The changeover to daily processing and the Web site problems contributed to a dramatic increase in telephone calls. Daily call volume increased from 3,700 in early June to 37,000 during July, and on some days the TSP received more than 100,000 calls. The increase overwhelmed the telephone system, especially because most callers wanted to speak to a customer service agent instead of using the automated response system, Amelio told the Federal Retirement Thrift Investment Board.

The number of incoming phone lines has been increased from 400 to 700, but phone service is "still a little slow or sluggish," Amelio said. An estimated 2,000 to 4,000 TSP participants still have account problems related to the changeover, he said. Most of those problems will be fixed in four to six weeks, he said.

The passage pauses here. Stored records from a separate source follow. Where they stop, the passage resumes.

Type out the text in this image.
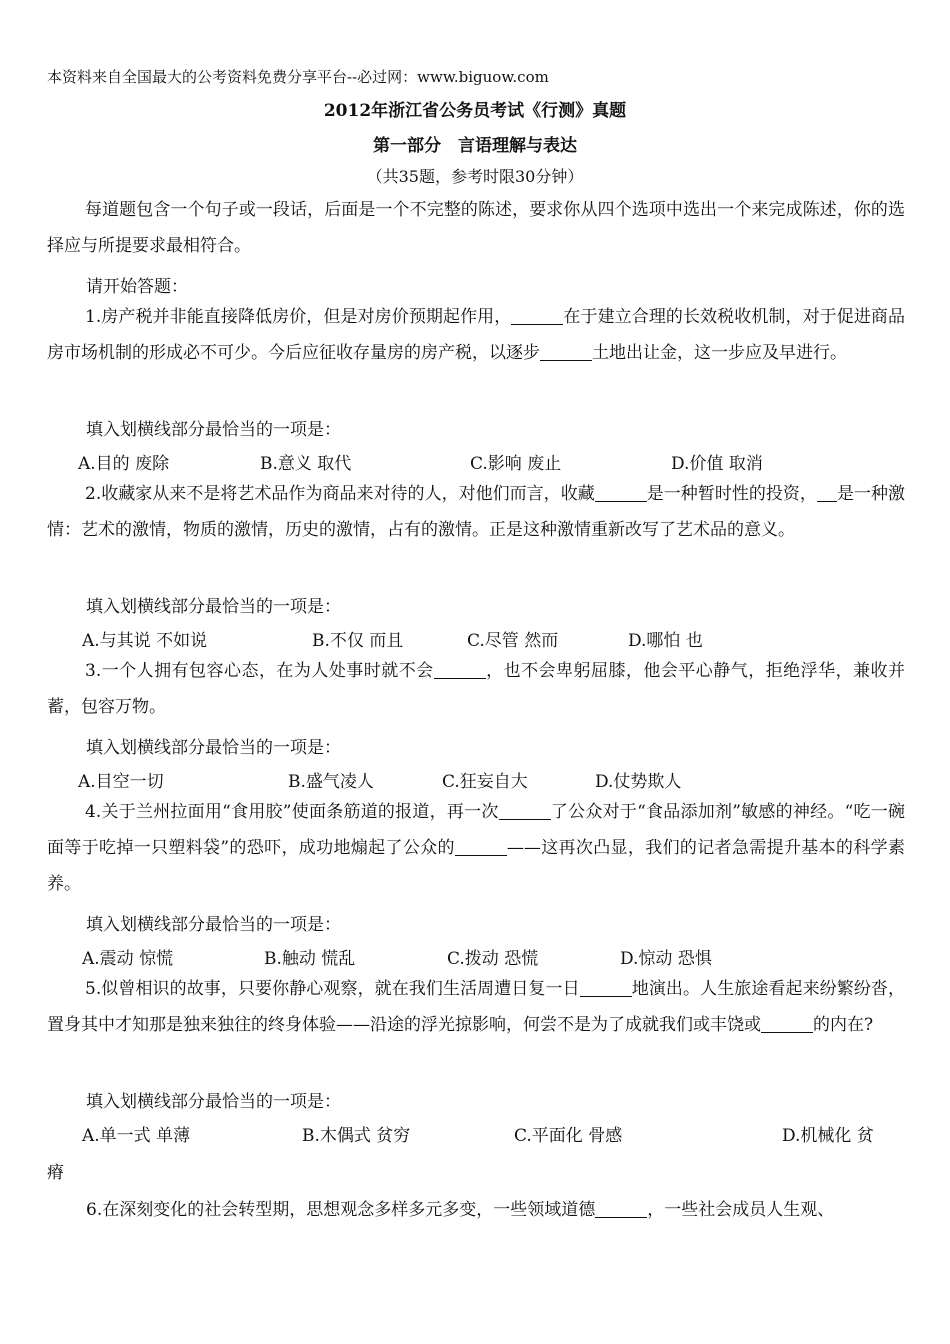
本资料来自全国最大的公考资料免费分享平台--必过网：www.biguow.com

2012年浙江省公务员考试《行测》真题

第一部分　言语理解与表达

（共35题，参考时限30分钟）

每道题包含一个句子或一段话，后面是一个不完整的陈述，要求你从四个选项中选出一个来完成陈述，你的选择应与所提要求最相符合。

请开始答题：

1.房产税并非能直接降低房价，但是对房价预期起作用，	在于建立合理的长效税收机制，对于促进商品房市场机制的形成必不可少。今后应征收存量房的房产税，以逐步	土地出让金，这一步应及早进行。

填入划横线部分最恰当的一项是：

A.目的 废除	B.意义 取代	C.影响 废止	D.价值 取消

2.收藏家从来不是将艺术品作为商品来对待的人，对他们而言，收藏	是一种暂时性的投资， 是一种激情：艺术的激情，物质的激情，历史的激情，占有的激情。正是这种激情重新改写了艺术品的意义。

填入划横线部分最恰当的一项是：

A.与其说 不如说	B.不仅 而且	C.尽管 然而	D.哪怕 也

3.一个人拥有包容心态，在为人处事时就不会	，也不会卑躬屈膝，他会平心静气，拒绝浮华，兼收并蓄，包容万物。

填入划横线部分最恰当的一项是：

A.目空一切	B.盛气凌人	C.狂妄自大	D.仗势欺人

4.关于兰州拉面用“食用胶”使面条筋道的报道，再一次	了公众对于“食品添加剂”敏感的神经。“吃一碗面等于吃掉一只塑料袋”的恐吓，成功地煽起了公众的	——这再次凸显，我们的记者急需提升基本的科学素养。

填入划横线部分最恰当的一项是：

A.震动 惊慌	B.触动 慌乱	C.拨动 恐慌	D.惊动 恐惧

5.似曾相识的故事，只要你静心观察，就在我们生活周遭日复一日	地演出。人生旅途看起来纷繁纷沓，置身其中才知那是独来独往的终身体验——沿途的浮光掠影响，何尝不是为了成就我们或丰饶或	的内在?

填入划横线部分最恰当的一项是：

A.单一式 单薄	B.木偶式 贫穷	C.平面化 骨感	D.机械化 贫
瘠

6.在深刻变化的社会转型期，思想观念多样多元多变，一些领域道德	，一些社会成员人生观、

He said he could not promise that problems might not recur sporadically, but the system is working well fundamentally, he said.

There has been some discussion of reimbursing participants for financial losses they may have suffered during the two months of technical problems associated with the plan's systems, Amelio said. For example, the plan may restore lost earnings to a participant whose account was not properly credited with a loan repayment or contribution, he said.

The TSP does not intend, however, to reimburse people for so-called "consequential" damages, which are losses suffered by participants because of TSP delays or errors, such as a loan check that wasn't received, causing the intended recipient to be evicted from a home.

"Those kinds of requests will be denied," said Amelio, who noted that the board has received only three formal requests for reimbursements related to the systems problems.

Amelio said he does not know why those with accounts in the federal employee retirement savings plan, which resembles a private-sector 401(k) plan, opt not to use the automated phone system, which offers most of the functionality that a human operator can provide. But soon he plans to force more of them to use the automated system first before reaching a live operator.

The agency will keep adding more phone lines and will make sure that callers get an occasional recorded message to assure them that they have not been forgotten while holding for an operator, Amelio said. He added that TSP may add a second call center to spread the workload and is considering a tollfree number for participants to use when calling about accounts.